Creating Jobs

Machine learning jobs contain the configuration information and metadata necessary to perform an analytical task. They also contain the results of the analytical task.

Note

This tutorial uses Kibana to create jobs and view results, but you can alternatively use APIs to accomplish most tasks. For API reference information, see Machine Learning APIs.

The X-Pack machine learning features in Kibana use pop-ups. You must configure your web browser so that it does not block pop-up windows or create an exception for your Kibana URL.

To work with jobs in Kibana:

  1. Open Kibana in your web browser and log in. If you are running Kibana locally, go to http://localhost:5601/.
  2. Click Machine Learning in the side navigation:

    Job Management

You can choose to create single metric, multi-metric, or advanced jobs in Kibana. In this tutorial, the goal is to detect anomalies in the total requests received by your applications and services. The sample data contains a single key performance indicator to track this, which is the total requests over time. It is therefore logical to start by creating a single metric job for this KPI.

Tip

If you are using aggregated data, you can create an advanced job and configure it to use a summary_count_field. The machine learning algorithms will make the best possible use of summarized data in this case. For simplicity in this tutorial we will not make use of that advanced functionality.

Creating a Single Metric Job

A single metric job contains a single detector. A detector defines the type of analysis that will occur (for example, max, average, or rare analytical functions) and the fields that will be analyzed.

To create a single metric job in Kibana:

  1. Click Machine Learning in the side navigation, then click Create new job.
  2. Click Create single metric job.

    Create a new job
  3. Click the server-metrics index.

    Select an index
  4. Configure the job by providing the following information:

    Create a new job from the server-metrics index
    1. For the Aggregation, select Sum. This value specifies the analysis function that is used.

      Some of the analytical functions look for single anomalous data points. For example, max identifies the maximum value that is seen within a bucket. Others perform some aggregation over the length of the bucket. For example, mean calculates the mean of all the data points seen within the bucket. Similarly, count calculates the total number of data points within the bucket. In this tutorial, you are using the sum function, which calculates the sum of the specified field’s values within the bucket.

    2. For the Field, select total. This value specifies the field that the detector uses in the function.

      Note

      Some functions such as count and rare do not require fields.

    3. For the Bucket span, enter 10m. This value specifies the size of the interval that the analysis is aggregated into.

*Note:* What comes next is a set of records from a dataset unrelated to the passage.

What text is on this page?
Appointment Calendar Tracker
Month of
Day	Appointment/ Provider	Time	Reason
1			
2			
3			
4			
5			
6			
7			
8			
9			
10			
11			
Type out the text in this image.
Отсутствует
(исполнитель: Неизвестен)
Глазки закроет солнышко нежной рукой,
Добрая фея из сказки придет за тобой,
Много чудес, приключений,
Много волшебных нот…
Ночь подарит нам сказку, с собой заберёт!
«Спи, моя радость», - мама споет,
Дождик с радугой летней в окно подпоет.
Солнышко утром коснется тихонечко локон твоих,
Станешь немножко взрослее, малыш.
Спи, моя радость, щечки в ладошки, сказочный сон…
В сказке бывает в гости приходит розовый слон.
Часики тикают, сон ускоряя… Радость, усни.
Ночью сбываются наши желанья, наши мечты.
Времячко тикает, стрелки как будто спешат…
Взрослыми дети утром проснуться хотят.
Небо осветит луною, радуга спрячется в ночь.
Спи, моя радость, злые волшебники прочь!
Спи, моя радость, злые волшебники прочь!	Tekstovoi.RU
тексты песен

      The X-Pack machine learning features use the concept of a bucket to divide up the time series into batches for processing. For example, if you are monitoring the total number of requests in the system, using a bucket span of 1 hour would mean that at the end of each hour, it calculates the sum of the requests for the last hour and computes the anomalousness of that value compared to previous hours.

      The bucket span has two purposes: it dictates over what time span to look for anomalous features in data, and also determines how quickly anomalies can be detected. Choosing a shorter bucket span enables anomalies to be detected more quickly. However, there is a risk of being too sensitive to natural variations or noise in the input data. Choosing too long a bucket span can mean that interesting anomalies are averaged away. There is also the possibility that the aggregation might smooth out some anomalies based on when the bucket starts in time.

      The bucket span has a significant impact on the analysis. When you’re trying to determine what value to use, take into account the granularity at which you want to perform the analysis, the frequency of the input data, the duration of typical anomalies and the frequency at which alerting is required.

  5. Determine whether you want to process all of the data or only part of it. If you want to analyze all of the existing data, click Use full server-metrics* data. If you want to see what happens when you stop and start datafeeds and process additional data over time, click the time picker in the Kibana toolbar. Since the sample data spans a period of time between March 23, 2017 and April 22, 2017, click Absolute. Set the start time to March 23, 2017 and the end time to April 1, 2017, for example. Once you’ve got the time range set up, click the Go button.

    Setting the time range for the datafeed

    A graph is generated, which represents the total number of requests over time.

  6. Provide a name for the job, for example total-requests. The job name must be unique in your cluster. You can also optionally provide a description of the job.
  7. Click Create Job.

    A graph of the total number of requests over time

As the job is created, the graph is updated to give a visual representation of the progress of machine learning as the data is processed. This view is only available whilst the job is running.

Tip

The create_single_metic.sh script creates a similar job and datafeed by using the machine learning APIs. You can download that script by clicking here: create_single_metric.sh For API reference information, see Machine Learning APIs.